Rynek
15.04.2019
15.04.2019
Czy rynkiem można nazwać duży plac przeznaczony do handlu różnymi towarami, na straganach i w drobnych sklepach, na nim się znajdujących?Zwykle na taki plac mówi się bazar (co ciekawe, w Kielcach nazwa ta ma liczbę mnogą – tam zakupy robi się na bazarach) lub targ. Niektórzy nazywają go rynkiem, co też jest uprawnione (jest to przecież najstarsza nazwa placu pełniącego m.in. funkcje handlowe).

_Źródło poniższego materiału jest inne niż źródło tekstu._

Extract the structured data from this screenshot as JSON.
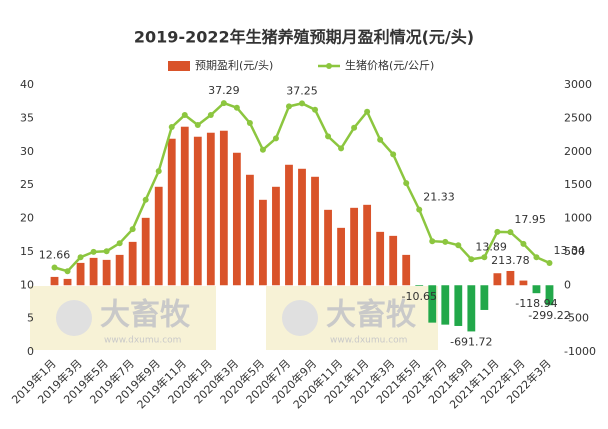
{
  "chart_data": {
    "type": "bar_line",
    "title": "2019-2022年生猪养殖预期月盈利情况(元/头)",
    "watermark": "大畜牧",
    "watermark_url": "www.dxumu.com",
    "categories": [
      "2019年1月",
      null,
      "2019年3月",
      null,
      "2019年5月",
      null,
      "2019年7月",
      null,
      "2019年9月",
      null,
      "2019年11月",
      null,
      "2020年1月",
      null,
      "2020年3月",
      null,
      "2020年5月",
      null,
      "2020年7月",
      null,
      "2020年9月",
      null,
      "2020年11月",
      null,
      "2021年1月",
      null,
      "2021年3月",
      null,
      "2021年5月",
      null,
      "2021年7月",
      null,
      "2021年9月",
      null,
      "2021年11月",
      null,
      "2022年1月",
      null,
      "2022年3月"
    ],
    "series": [
      {
        "name": "预期盈利(元/头)",
        "type": "bar",
        "axis": "y2",
        "color": "#d9532a",
        "negative_color": "#22a84a",
        "values": [
          125,
          95,
          335,
          410,
          380,
          455,
          650,
          1010,
          1475,
          2195,
          2375,
          2225,
          2285,
          2315,
          1985,
          1655,
          1280,
          1475,
          1805,
          1745,
          1625,
          1130,
          860,
          1160,
          1205,
          800,
          740,
          455,
          -10.65,
          -560,
          -590,
          -610,
          -691.72,
          -370,
          180,
          213.78,
          70,
          -118.94,
          -299.22
        ],
        "label_points": [
          28,
          32,
          35,
          37,
          38
        ]
      },
      {
        "name": "生猪价格(元/公斤)",
        "type": "line",
        "axis": "y",
        "color": "#8cc63f",
        "values": [
          12.66,
          12.1,
          14.2,
          15.0,
          15.1,
          16.3,
          18.4,
          22.8,
          27.1,
          33.7,
          35.5,
          34.0,
          35.5,
          37.29,
          36.6,
          34.3,
          30.3,
          32.0,
          36.8,
          37.25,
          36.3,
          32.3,
          30.5,
          33.6,
          36.0,
          31.8,
          29.6,
          25.3,
          21.33,
          16.6,
          16.5,
          16.0,
          13.89,
          14.2,
          18.0,
          17.95,
          16.2,
          14.2,
          13.34
        ],
        "label_points": [
          0,
          13,
          19,
          28,
          32,
          35,
          38
        ]
      }
    ],
    "ylim": [
      0,
      40
    ],
    "yticks": [
      0,
      5,
      10,
      15,
      20,
      25,
      30,
      35,
      40
    ],
    "y2lim": [
      -1000,
      3000
    ],
    "y2ticks": [
      -1000,
      -500,
      0,
      500,
      1000,
      1500,
      2000,
      2500,
      3000
    ],
    "legend": "top"
  }
}
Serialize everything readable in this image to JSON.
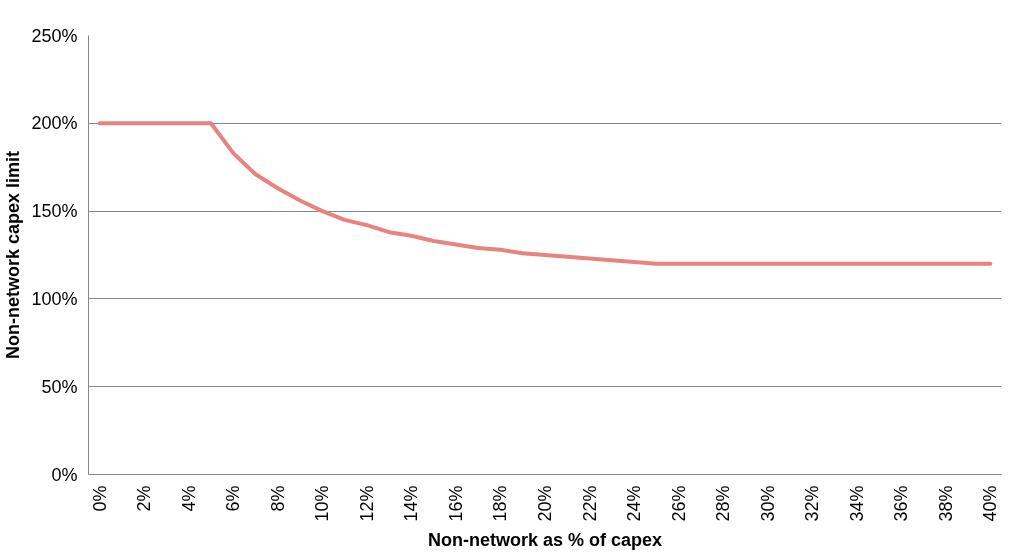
{
  "chart_data": {
    "type": "line",
    "xlabel": "Non-network as % of capex",
    "ylabel": "Non-network capex limit",
    "categories": [
      "0%",
      null,
      "2%",
      null,
      "4%",
      null,
      "6%",
      null,
      "8%",
      null,
      "10%",
      null,
      "12%",
      null,
      "14%",
      null,
      "16%",
      null,
      "18%",
      null,
      "20%",
      null,
      "22%",
      null,
      "24%",
      null,
      "26%",
      null,
      "28%",
      null,
      "30%",
      null,
      "32%",
      null,
      "34%",
      null,
      "36%",
      null,
      "38%",
      null,
      "40%"
    ],
    "series": [
      {
        "color": "#e8837f",
        "values": [
          200,
          200,
          200,
          200,
          200,
          200,
          183,
          171,
          163,
          156,
          150,
          145,
          142,
          138,
          136,
          133,
          131,
          129,
          128,
          126,
          125,
          124,
          123,
          122,
          121,
          120,
          120,
          120,
          120,
          120,
          120,
          120,
          120,
          120,
          120,
          120,
          120,
          120,
          120,
          120,
          120
        ]
      }
    ],
    "ylim": [
      0,
      250
    ],
    "yticks": [
      {
        "value": 0,
        "label": "0%"
      },
      {
        "value": 50,
        "label": "50%"
      },
      {
        "value": 100,
        "label": "100%"
      },
      {
        "value": 150,
        "label": "150%"
      },
      {
        "value": 200,
        "label": "200%"
      },
      {
        "value": 250,
        "label": "250%"
      }
    ],
    "grid": "y",
    "marker": "none",
    "line_style": "solid"
  }
}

Katarzyna Kłosińska, Uniwersytet Warszawski
-
15.04.2019Czy rzeczywiście „zwykle” mówi się bazar? Tak jest pewnie w Warszawie. Dla mnie słowo bazar brzmi nieco egzotycznie, a „zwykłym” słowem jest właśnie rynek. Chyba zależy to od regionu. W moim mieście nie ma rynku w znaczeniu historycznym, są za to liczne targi: Długi Targ, Targ Węglowy, Targ Drzewny, Targ Rakowy, Targ Sienny, Targ Rybny…, dlatego targ jest pojęciem historycznym. Plac przeznaczony do bieżącego handlu nazywa się oficjalnie targowiskiem, a potocznie rynkiem. Na moim osiedlu jest on niewielki, zwany jest więc ryneczkiem.